The results are mildly hilarious. By a margin of over 20 points, voters agree with these GOP lines: “Both Democrats and Republicans have run up deficits, but now they are out of control under President Obama and threatening our economy”; Paul Ryan’s plan “changes the reckless path of over-spending and borrowing”; and, “Over-regulation and high taxes punish companies for success.” At the same time, by slightly higher percentages, they also agree with the Democrats that Ryan’s budget would “eliminate guaranteed Medicare and Medicaid coverage”; “force seniors to negotiate with private insurance companies, which are free to raise rates and deny coverage”; and “decrease taxes for CEOs and big corporations, giving millionaires another huge tax break.”
Since avowed Republicans and Democrats line up consistently behind whichever arguments come from their side, it is the independents who are responsible for the contradictory results: Almost 50 percent agreed first with the GOP positions, and then, with those of the other party. As the pollsters observed, “[I]ndependents … move in response to the messages and attacks tested in this survey.”
I would note that each of the Democratic talking points is just a simple statement of fact.

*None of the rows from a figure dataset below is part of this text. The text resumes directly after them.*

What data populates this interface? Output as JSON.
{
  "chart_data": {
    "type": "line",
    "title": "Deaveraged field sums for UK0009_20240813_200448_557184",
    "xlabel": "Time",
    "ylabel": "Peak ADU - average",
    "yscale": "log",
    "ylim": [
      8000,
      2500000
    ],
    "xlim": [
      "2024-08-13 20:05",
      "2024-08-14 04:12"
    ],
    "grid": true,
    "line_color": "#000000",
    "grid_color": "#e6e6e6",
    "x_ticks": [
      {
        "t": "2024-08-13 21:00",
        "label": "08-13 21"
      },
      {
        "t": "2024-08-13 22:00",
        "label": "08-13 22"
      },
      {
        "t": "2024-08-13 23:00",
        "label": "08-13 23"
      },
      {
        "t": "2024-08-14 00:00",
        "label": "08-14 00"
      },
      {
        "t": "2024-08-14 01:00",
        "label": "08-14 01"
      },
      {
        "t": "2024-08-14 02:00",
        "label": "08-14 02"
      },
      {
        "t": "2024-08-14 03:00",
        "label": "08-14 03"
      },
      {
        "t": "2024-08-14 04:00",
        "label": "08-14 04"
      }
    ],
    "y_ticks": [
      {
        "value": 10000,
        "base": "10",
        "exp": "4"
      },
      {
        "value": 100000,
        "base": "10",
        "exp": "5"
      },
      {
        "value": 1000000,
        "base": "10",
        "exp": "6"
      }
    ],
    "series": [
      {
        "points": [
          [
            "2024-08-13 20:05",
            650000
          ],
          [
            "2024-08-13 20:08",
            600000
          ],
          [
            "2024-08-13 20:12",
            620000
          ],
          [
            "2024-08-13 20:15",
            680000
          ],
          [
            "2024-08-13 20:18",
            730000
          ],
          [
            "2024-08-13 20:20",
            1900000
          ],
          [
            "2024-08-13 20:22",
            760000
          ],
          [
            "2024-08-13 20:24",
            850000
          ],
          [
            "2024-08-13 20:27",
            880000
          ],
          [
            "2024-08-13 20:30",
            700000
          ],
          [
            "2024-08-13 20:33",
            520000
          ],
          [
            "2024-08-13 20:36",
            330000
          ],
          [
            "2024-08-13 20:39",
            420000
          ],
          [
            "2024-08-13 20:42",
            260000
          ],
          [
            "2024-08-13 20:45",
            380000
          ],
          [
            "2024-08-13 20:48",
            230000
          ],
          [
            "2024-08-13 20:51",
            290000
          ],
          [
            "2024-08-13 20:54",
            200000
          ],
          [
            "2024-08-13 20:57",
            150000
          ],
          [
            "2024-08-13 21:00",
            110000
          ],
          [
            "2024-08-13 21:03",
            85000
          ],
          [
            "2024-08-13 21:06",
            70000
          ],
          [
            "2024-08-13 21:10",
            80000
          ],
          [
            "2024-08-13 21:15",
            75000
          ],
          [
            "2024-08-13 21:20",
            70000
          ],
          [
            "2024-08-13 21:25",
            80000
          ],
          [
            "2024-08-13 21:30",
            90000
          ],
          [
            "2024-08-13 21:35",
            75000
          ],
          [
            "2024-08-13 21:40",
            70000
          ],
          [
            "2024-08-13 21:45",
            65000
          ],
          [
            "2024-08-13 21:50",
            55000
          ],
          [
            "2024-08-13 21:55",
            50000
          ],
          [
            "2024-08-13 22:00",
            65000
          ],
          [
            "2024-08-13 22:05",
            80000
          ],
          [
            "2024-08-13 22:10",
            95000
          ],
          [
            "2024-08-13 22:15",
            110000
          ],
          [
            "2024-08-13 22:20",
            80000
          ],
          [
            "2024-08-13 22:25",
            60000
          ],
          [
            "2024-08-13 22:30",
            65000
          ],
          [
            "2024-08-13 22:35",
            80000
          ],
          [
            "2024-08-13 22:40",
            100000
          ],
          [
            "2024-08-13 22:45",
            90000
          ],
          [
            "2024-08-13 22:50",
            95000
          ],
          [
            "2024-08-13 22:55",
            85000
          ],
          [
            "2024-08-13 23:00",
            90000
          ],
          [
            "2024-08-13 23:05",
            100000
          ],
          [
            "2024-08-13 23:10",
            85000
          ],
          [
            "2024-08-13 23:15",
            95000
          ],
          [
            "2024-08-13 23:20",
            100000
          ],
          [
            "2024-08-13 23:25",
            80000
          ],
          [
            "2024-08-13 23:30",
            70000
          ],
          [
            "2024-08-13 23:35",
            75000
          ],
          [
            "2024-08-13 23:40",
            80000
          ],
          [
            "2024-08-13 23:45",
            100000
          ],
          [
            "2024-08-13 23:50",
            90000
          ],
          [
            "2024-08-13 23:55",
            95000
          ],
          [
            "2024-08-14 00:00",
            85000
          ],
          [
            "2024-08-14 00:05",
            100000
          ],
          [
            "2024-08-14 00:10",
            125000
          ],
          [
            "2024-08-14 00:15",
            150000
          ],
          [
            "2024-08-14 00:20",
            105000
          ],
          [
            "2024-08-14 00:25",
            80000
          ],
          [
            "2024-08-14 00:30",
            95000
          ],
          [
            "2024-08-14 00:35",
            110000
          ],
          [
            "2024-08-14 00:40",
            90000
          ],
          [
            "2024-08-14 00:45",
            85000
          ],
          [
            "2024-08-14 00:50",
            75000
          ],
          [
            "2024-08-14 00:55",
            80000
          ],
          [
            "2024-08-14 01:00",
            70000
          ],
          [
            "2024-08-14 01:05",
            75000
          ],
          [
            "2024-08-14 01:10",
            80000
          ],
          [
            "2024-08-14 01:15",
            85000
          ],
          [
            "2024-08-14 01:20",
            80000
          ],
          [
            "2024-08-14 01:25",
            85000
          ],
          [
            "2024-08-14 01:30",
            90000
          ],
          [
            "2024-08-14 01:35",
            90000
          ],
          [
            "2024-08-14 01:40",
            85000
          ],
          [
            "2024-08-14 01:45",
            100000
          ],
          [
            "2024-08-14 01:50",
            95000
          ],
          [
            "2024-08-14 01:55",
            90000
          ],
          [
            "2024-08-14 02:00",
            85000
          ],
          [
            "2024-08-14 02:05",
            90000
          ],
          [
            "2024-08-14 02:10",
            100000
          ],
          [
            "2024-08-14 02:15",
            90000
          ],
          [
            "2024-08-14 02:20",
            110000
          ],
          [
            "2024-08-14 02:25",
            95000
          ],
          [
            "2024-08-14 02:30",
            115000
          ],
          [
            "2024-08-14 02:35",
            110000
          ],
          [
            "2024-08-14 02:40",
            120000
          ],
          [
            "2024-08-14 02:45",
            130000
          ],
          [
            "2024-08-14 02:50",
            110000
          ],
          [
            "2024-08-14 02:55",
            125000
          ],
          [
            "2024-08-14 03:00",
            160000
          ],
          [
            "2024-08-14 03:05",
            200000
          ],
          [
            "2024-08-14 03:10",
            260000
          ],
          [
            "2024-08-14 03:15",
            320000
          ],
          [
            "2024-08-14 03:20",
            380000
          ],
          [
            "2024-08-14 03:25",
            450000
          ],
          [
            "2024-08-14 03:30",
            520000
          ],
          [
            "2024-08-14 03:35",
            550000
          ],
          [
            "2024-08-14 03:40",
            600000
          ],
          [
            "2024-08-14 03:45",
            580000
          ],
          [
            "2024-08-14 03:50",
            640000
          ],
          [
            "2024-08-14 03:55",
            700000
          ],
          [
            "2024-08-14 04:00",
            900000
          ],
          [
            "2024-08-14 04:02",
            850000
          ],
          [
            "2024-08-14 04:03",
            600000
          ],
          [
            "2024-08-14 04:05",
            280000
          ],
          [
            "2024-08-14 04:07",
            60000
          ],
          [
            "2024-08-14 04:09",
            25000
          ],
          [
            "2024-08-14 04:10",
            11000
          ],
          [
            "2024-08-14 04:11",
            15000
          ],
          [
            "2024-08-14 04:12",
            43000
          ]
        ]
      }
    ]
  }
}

The standard euphemism for the sorts of people Kazin is discussing is “low-information voters.&rdquo. To judge from the poll results reported in the essay it would seem to be an apt moniker. These are the folks towards whom all political campaigning is directed, since anyone who pays the tiniest bit of attention to politics surely knows long before election day which candidate best represents his interests. Republicans can only get elected by conning a lot of middle-class voters into voting against their interests. That they are routinely successful in doing just that should definitely give us pause. Or, as Kazin puts it:
But then, there are independents, many of whom, according to the Democracy Corps poll on some of the most pressing matters facing the country, seem to be more myopic than moderate. Either they believe, in their ignorance, that slashing the budget and cutting taxes can be accomplished without touching any entitlement program they favor. Or they care little about politics and so are willing to consent to whatever messages get thrown their way, however contradictory they may be. As former Rep. Richard Gephardt once put it, only half-jokingly, “We have surveys that prove that a good portion of the American public neither consumes nor wishes to consume politics.”